Do you have to stagger showers with your family members because two people can't shower at the same time in different parts of the house without getting drenched with cold water? Or do you have to plan for when to run the dishwasher or washing machine because these appliances zap all the hot water you may need later? What gives?

There's nothing more annoying than being out of hot water when you need it most. But if you're ready to assess what's going on, there's typically a few simple reasons your home is lacking in hot water—and they all have to do with your hot water heater—naturally. Here's some common culprits:

Your Hot Water Heater is too Small

If you've moved into a home where your family is bigger than the previous owner's family, your family has grown in number over time, or the hot water heater wasn't the right size to begin with, it explains why you run out of hot water. Your hot water heater is not meeting your home's—and its occupant's—needs. If the water heater is over ten years old, it's probably a no brainer to replace it. But you need one with a tank size that meets your hot water requirements.

Shop for a new water heater with a first hour rating (FHR) that's within a couple gallons of your peak hour demand. The FHR is the number of gallons the hot water heater will provide per hour when it's full. You can find the FHR on the yellow Energy Label sticker on the side of hot water heater models at your home store.


Hard water—that's water packed with minerals like calcium carbonate—builds up in your hot water tank over time and forms a sludge-like sediment. Left unchecked, that sludge builds up in the water heater's tank allowing the sediment to hog the space where water is stored, so less gets heated.

The cure is to flush the sediment out of the hot water tank yearly. Sediment build up not only shortens your available hot water supply but can up your energy bills since your heater has to work harder to heat water, plus, it puts excessive wear and tear on your tank.

Home services reviewer Angie's List says you can hire a technician to drain it or hook a garden hose to the hot water heater and drain and flush the sediment yourself. Here's how:

1. Turn off power or gas to water heater.

2. Turn off the cold water supply valve that allows water into the tank.

3. Hook a garden hose to the drain valve on the bottom of the tank and run it to a bathtub or outside.
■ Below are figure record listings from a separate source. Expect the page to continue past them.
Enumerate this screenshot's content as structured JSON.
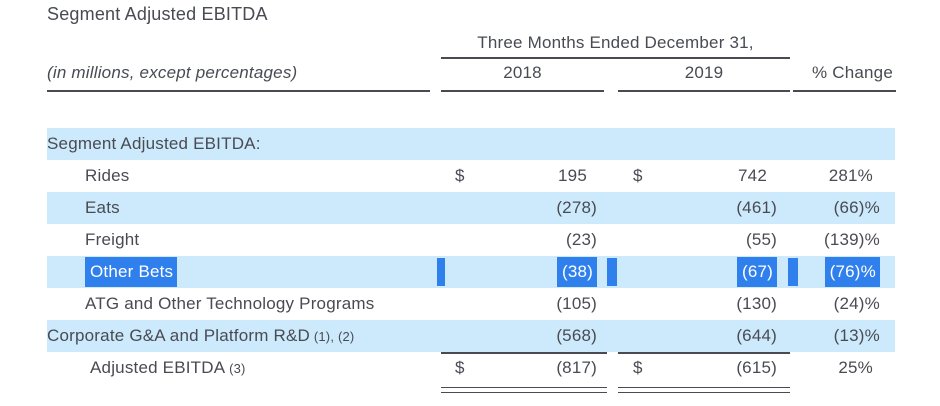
{
  "title": "Segment Adjusted EBITDA",
  "table": {
    "period_header": "Three Months Ended December 31,",
    "units_note": "(in millions, except percentages)",
    "columns": {
      "col_2018": "2018",
      "col_2019": "2019",
      "col_change": "% Change"
    },
    "rows": [
      {
        "label": "Segment Adjusted EBITDA:",
        "indent": 0,
        "shaded": true,
        "selected": false,
        "usd1": "",
        "v1": "",
        "usd2": "",
        "v2": "",
        "pct": ""
      },
      {
        "label": "Rides",
        "indent": 1,
        "shaded": false,
        "selected": false,
        "usd1": "$",
        "v1": "195",
        "usd2": "$",
        "v2": "742",
        "pct": "281%"
      },
      {
        "label": "Eats",
        "indent": 1,
        "shaded": true,
        "selected": false,
        "usd1": "",
        "v1": "(278)",
        "usd2": "",
        "v2": "(461)",
        "pct": "(66)%"
      },
      {
        "label": "Freight",
        "indent": 1,
        "shaded": false,
        "selected": false,
        "usd1": "",
        "v1": "(23)",
        "usd2": "",
        "v2": "(55)",
        "pct": "(139)%"
      },
      {
        "label": "Other Bets",
        "indent": 1,
        "shaded": true,
        "selected": true,
        "usd1": "",
        "v1": "(38)",
        "usd2": "",
        "v2": "(67)",
        "pct": "(76)%"
      },
      {
        "label": "ATG and Other Technology Programs",
        "indent": 1,
        "shaded": false,
        "selected": false,
        "usd1": "",
        "v1": "(105)",
        "usd2": "",
        "v2": "(130)",
        "pct": "(24)%"
      },
      {
        "label": "Corporate G&A and Platform R&D",
        "label_suffix": "(1), (2)",
        "indent": 0,
        "shaded": true,
        "selected": false,
        "usd1": "",
        "v1": "(568)",
        "usd2": "",
        "v2": "(644)",
        "pct": "(13)%"
      },
      {
        "label": "Adjusted EBITDA",
        "label_suffix": "(3)",
        "indent": 2,
        "shaded": false,
        "selected": false,
        "usd1": "$",
        "v1": "(817)",
        "usd2": "$",
        "v2": "(615)",
        "pct": "25%"
      }
    ]
  },
  "selection": {
    "selected_row": "Other Bets",
    "selected_cells": [
      "label",
      "v1",
      "v2",
      "pct"
    ],
    "selection_color": "#2f80ed"
  },
  "colors": {
    "row_shade": "#cdeafd",
    "text": "#494b53",
    "selection": "#2f80ed",
    "selected_text": "#ffffff"
  }
}
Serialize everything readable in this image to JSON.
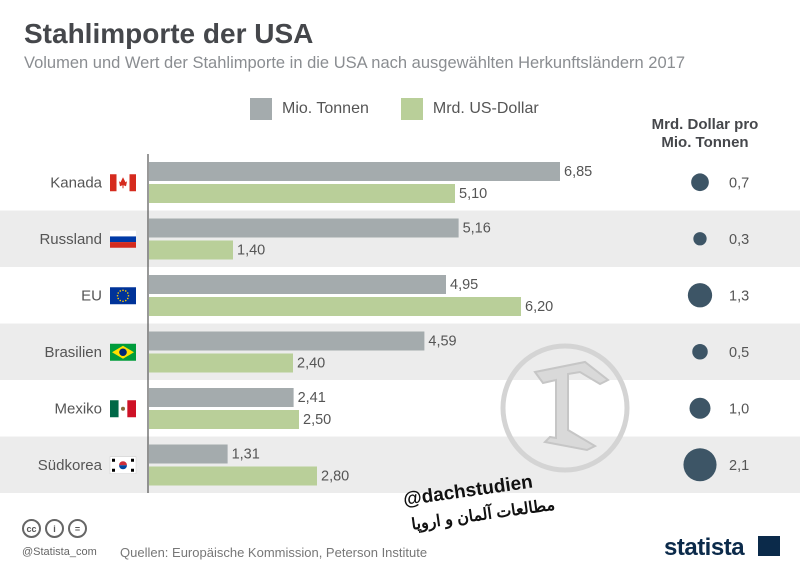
{
  "title": "Stahlimporte der USA",
  "subtitle": "Volumen und Wert der Stahlimporte in die USA nach ausgewählten Herkunftsländern 2017",
  "ratio_header_line1": "Mrd. Dollar pro",
  "ratio_header_line2": "Mio. Tonnen",
  "source": "Quellen: Europäische Kommission, Peterson Institute",
  "handle": "@Statista_com",
  "brand": "statista",
  "cc_icons": [
    "cc",
    "i",
    "="
  ],
  "watermark": {
    "line1": "@dachstudien",
    "line2": "مطالعات آلمان و اروپا"
  },
  "colors": {
    "gray": "#a4abad",
    "green": "#b9cf99",
    "stripe": "#ececec",
    "dot": "#3d5566"
  },
  "chart_data": {
    "type": "bar",
    "orientation": "horizontal",
    "categories": [
      "Kanada",
      "Russland",
      "EU",
      "Brasilien",
      "Mexiko",
      "Südkorea"
    ],
    "series": [
      {
        "name": "Mio. Tonnen",
        "values": [
          6.85,
          5.16,
          4.95,
          4.59,
          2.41,
          1.31
        ],
        "labels": [
          "6,85",
          "5,16",
          "4,95",
          "4,59",
          "2,41",
          "1,31"
        ],
        "color": "#a4abad"
      },
      {
        "name": "Mrd. US-Dollar",
        "values": [
          5.1,
          1.4,
          6.2,
          2.4,
          2.5,
          2.8
        ],
        "labels": [
          "5,10",
          "1,40",
          "6,20",
          "2,40",
          "2,50",
          "2,80"
        ],
        "color": "#b9cf99"
      }
    ],
    "ratio": {
      "name": "Mrd. Dollar pro Mio. Tonnen",
      "values": [
        0.7,
        0.3,
        1.3,
        0.5,
        1.0,
        2.1
      ],
      "labels": [
        "0,7",
        "0,3",
        "1,3",
        "0,5",
        "1,0",
        "2,1"
      ]
    },
    "flags": [
      "canada-flag",
      "russia-flag",
      "eu-flag",
      "brazil-flag",
      "mexico-flag",
      "south-korea-flag"
    ],
    "xlim": [
      0,
      7.2
    ],
    "grid": false,
    "legend": "top-center"
  }
}
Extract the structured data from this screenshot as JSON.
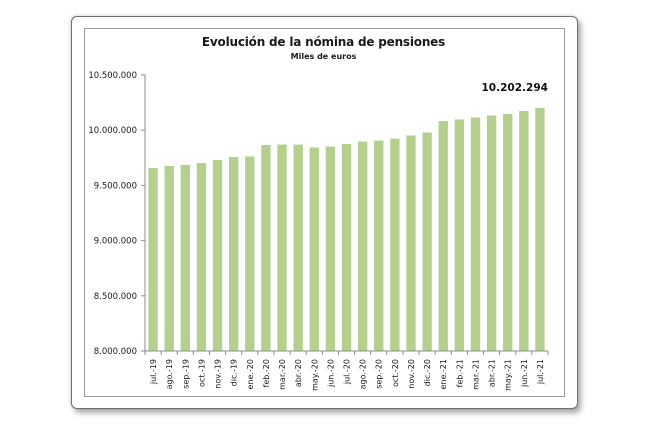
{
  "chart_data": {
    "type": "bar",
    "title": "Evolución de la nómina de pensiones",
    "subtitle": "Miles de euros",
    "xlabel": "",
    "ylabel": "",
    "ylim": [
      8000000,
      10500000
    ],
    "yticks": [
      8000000,
      8500000,
      9000000,
      9500000,
      10000000,
      10500000
    ],
    "ytick_labels": [
      "8.000.000",
      "8.500.000",
      "9.000.000",
      "9.500.000",
      "10.000.000",
      "10.500.000"
    ],
    "grid": false,
    "legend": "none",
    "bar_color": "#b4d08c",
    "categories": [
      "jul.-19",
      "ago.-19",
      "sep.-19",
      "oct.-19",
      "nov.-19",
      "dic.-19",
      "ene.-20",
      "feb.-20",
      "mar.-20",
      "abr.-20",
      "may.-20",
      "jun.-20",
      "jul.-20",
      "ago.-20",
      "sep.-20",
      "oct.-20",
      "nov.-20",
      "dic.-20",
      "ene.-21",
      "feb.-21",
      "mar.-21",
      "abr.-21",
      "may.-21",
      "jun.-21",
      "jul.-21"
    ],
    "values": [
      9657000,
      9676000,
      9685000,
      9703000,
      9730000,
      9757000,
      9762000,
      9866000,
      9870000,
      9870000,
      9843000,
      9852000,
      9875000,
      9897000,
      9906000,
      9924000,
      9952000,
      9979000,
      10083000,
      10097000,
      10115000,
      10133000,
      10147000,
      10174000,
      10202294
    ],
    "annotations": [
      {
        "category": "jul.-21",
        "text": "10.202.294"
      }
    ]
  }
}
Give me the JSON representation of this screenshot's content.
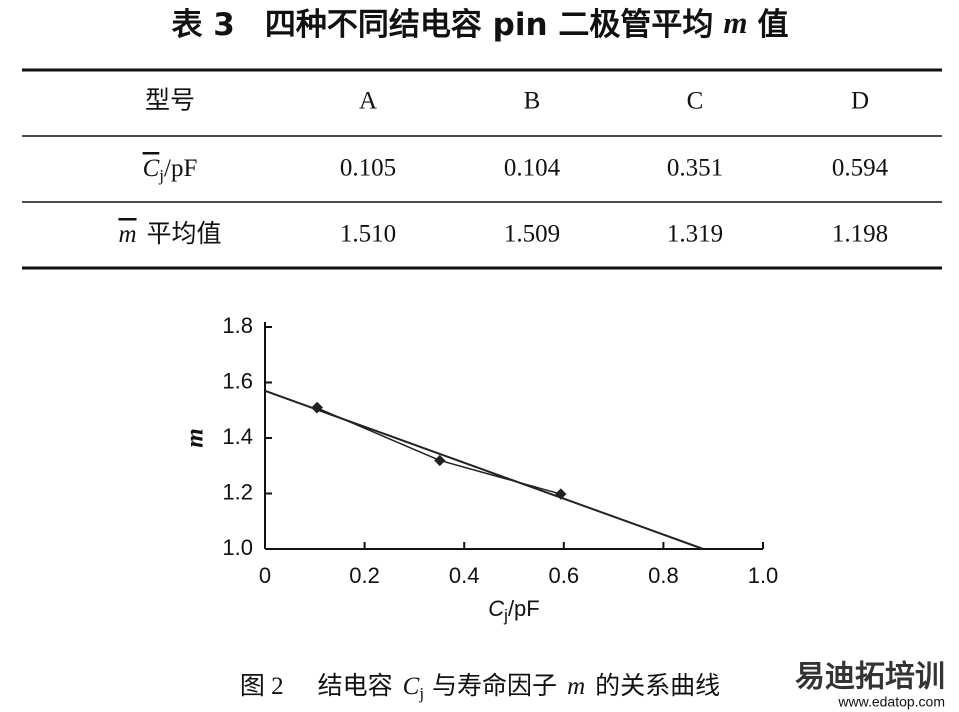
{
  "title": {
    "number": "表 3",
    "text": "四种不同结电容 pin 二极管平均",
    "symbol": "m",
    "suffix": "值"
  },
  "table": {
    "header": [
      "型号",
      "A",
      "B",
      "C",
      "D"
    ],
    "rows": [
      {
        "label": {
          "symbol": "C",
          "subscript": "j",
          "unit": "/pF"
        },
        "cells": [
          "0.105",
          "0.104",
          "0.351",
          "0.594"
        ]
      },
      {
        "label": {
          "symbol": "m",
          "unit": "平均值"
        },
        "cells": [
          "1.510",
          "1.509",
          "1.319",
          "1.198"
        ]
      }
    ]
  },
  "chart_data": {
    "type": "scatter",
    "x": [
      0.105,
      0.104,
      0.351,
      0.594
    ],
    "values": [
      1.51,
      1.509,
      1.319,
      1.198
    ],
    "color": "#222",
    "trend_line": {
      "x": [
        0,
        0.88
      ],
      "values": [
        1.57,
        1.0
      ]
    },
    "xlim": [
      0,
      1
    ],
    "xticks": [
      0,
      0.2,
      0.4,
      0.6,
      0.8,
      {
        "value": 1,
        "label": "1.0"
      }
    ],
    "ylim": [
      1,
      1.8
    ],
    "yticks": [
      {
        "value": 1,
        "label": "1.0"
      },
      1.2,
      1.4,
      1.6,
      1.8
    ],
    "xlabel": {
      "symbol": "C",
      "subscript": "j",
      "unit": "/pF"
    },
    "ylabel": "m"
  },
  "caption": {
    "number": "图 2",
    "text1": "结电容",
    "symbol": "C",
    "subscript": "j",
    "text2": "与寿命因子",
    "symbol2": "m",
    "text3": "的关系曲线"
  },
  "watermark": {
    "brand": "易迪拓培训",
    "url": "www.edatop.com"
  }
}
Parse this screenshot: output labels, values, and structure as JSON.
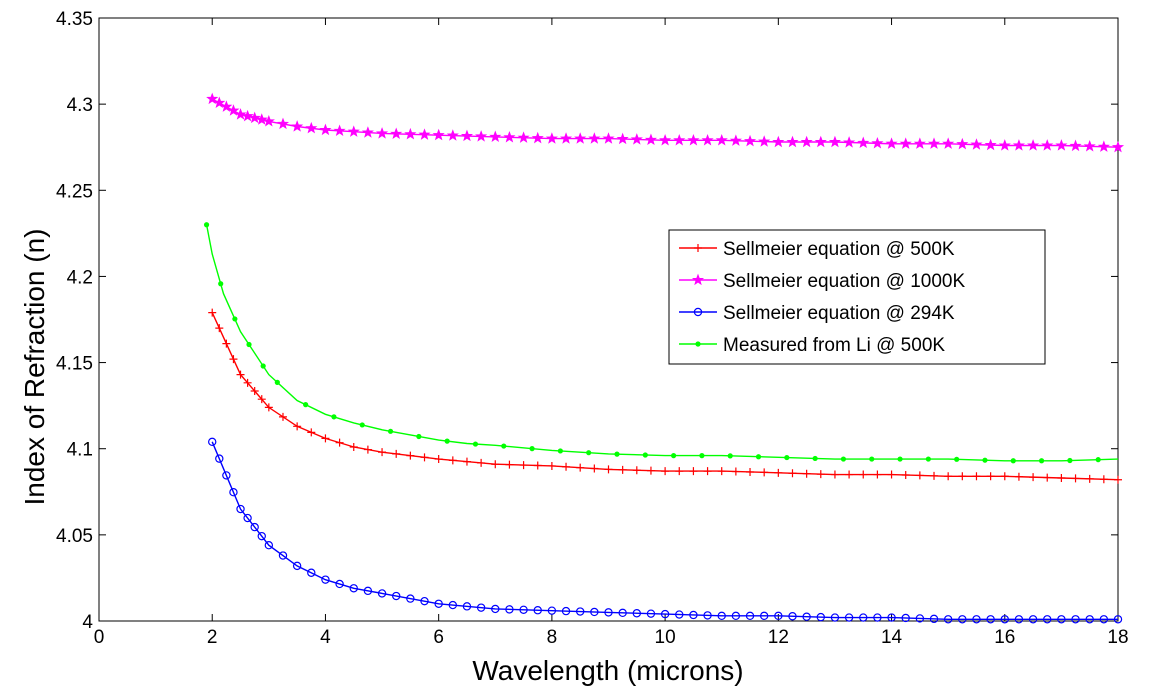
{
  "chart_data": {
    "type": "line",
    "title": "",
    "xlabel": "Wavelength (microns)",
    "ylabel": "Index of Refraction (n)",
    "xlim": [
      0,
      18
    ],
    "ylim": [
      4.0,
      4.35
    ],
    "xticks": [
      "0",
      "2",
      "4",
      "6",
      "8",
      "10",
      "12",
      "14",
      "16",
      "18"
    ],
    "yticks": [
      "4",
      "4.05",
      "4.1",
      "4.15",
      "4.2",
      "4.25",
      "4.3",
      "4.35"
    ],
    "grid": false,
    "legend_position": "right",
    "series": [
      {
        "name": "Sellmeier equation @ 500K",
        "color": "#ff0000",
        "marker": "plus",
        "x": [
          2,
          2.5,
          3,
          3.5,
          4,
          4.5,
          5,
          6,
          7,
          8,
          9,
          10,
          11,
          12,
          13,
          14,
          15,
          16,
          17,
          18
        ],
        "y": [
          4.179,
          4.143,
          4.124,
          4.113,
          4.106,
          4.101,
          4.098,
          4.094,
          4.091,
          4.09,
          4.088,
          4.087,
          4.087,
          4.086,
          4.085,
          4.085,
          4.084,
          4.084,
          4.083,
          4.082
        ]
      },
      {
        "name": "Sellmeier equation @ 1000K",
        "color": "#ff00ff",
        "marker": "star",
        "x": [
          2,
          2.5,
          3,
          3.5,
          4,
          4.5,
          5,
          6,
          7,
          8,
          9,
          10,
          11,
          12,
          13,
          14,
          15,
          16,
          17,
          18
        ],
        "y": [
          4.303,
          4.294,
          4.29,
          4.287,
          4.285,
          4.284,
          4.283,
          4.282,
          4.281,
          4.28,
          4.28,
          4.279,
          4.279,
          4.278,
          4.278,
          4.277,
          4.277,
          4.276,
          4.276,
          4.275
        ]
      },
      {
        "name": "Sellmeier equation @ 294K",
        "color": "#0000ff",
        "marker": "circle",
        "x": [
          2,
          2.5,
          3,
          3.5,
          4,
          4.5,
          5,
          6,
          7,
          8,
          9,
          10,
          11,
          12,
          13,
          14,
          15,
          16,
          17,
          18
        ],
        "y": [
          4.104,
          4.065,
          4.044,
          4.032,
          4.024,
          4.019,
          4.016,
          4.01,
          4.007,
          4.006,
          4.005,
          4.004,
          4.003,
          4.003,
          4.002,
          4.002,
          4.001,
          4.001,
          4.001,
          4.001
        ]
      },
      {
        "name": "Measured from Li @ 500K",
        "color": "#00ff00",
        "marker": "dot",
        "x": [
          1.9,
          2,
          2.2,
          2.5,
          3,
          3.5,
          4,
          4.5,
          5,
          5.5,
          6,
          6.5,
          7,
          8,
          9,
          10,
          11,
          12,
          13,
          14,
          15,
          16,
          17,
          18
        ],
        "y": [
          4.23,
          4.213,
          4.19,
          4.168,
          4.143,
          4.128,
          4.12,
          4.115,
          4.111,
          4.108,
          4.105,
          4.103,
          4.102,
          4.099,
          4.097,
          4.096,
          4.096,
          4.095,
          4.094,
          4.094,
          4.094,
          4.093,
          4.093,
          4.094
        ]
      }
    ]
  }
}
4. Open drain valve next to the hose.

5. Open pressure relief valve at top of tank by pulling it upward.

6. Allow water to drain.

7. When the tank is empty, open cold water valve for several minutes to flush sediment.

8. Close drain valve and pressure relief valve and let the tank fill with fresh water.

9. Re-light pilot light for gas heaters or if electric, flip the breaker back on to restore power.

Broken Dip Tube

Inside your hot water heater, the dip tube shoots cold water to the bottom of the tank where heating elements warm it and send it onward to your pipes. If that dip tube breaks, water can shoot in without ever making it to the heating elements to be warmed.You can spot a suspected broken dip tube because you'll find small bits of plastic clogging strainers, shower heads or appliance filter screens like the washing machine. R.I.P plastic dip tube!

If you find plastic pieces clogging your faucets, contact a professional technician to replace your dip tube—best not to DIY in this case.

These are three of the most common reasons your home has trouble making enough hot water. Hopefully, with a small repair or replacement, everyone in your home will be in hot water again soon.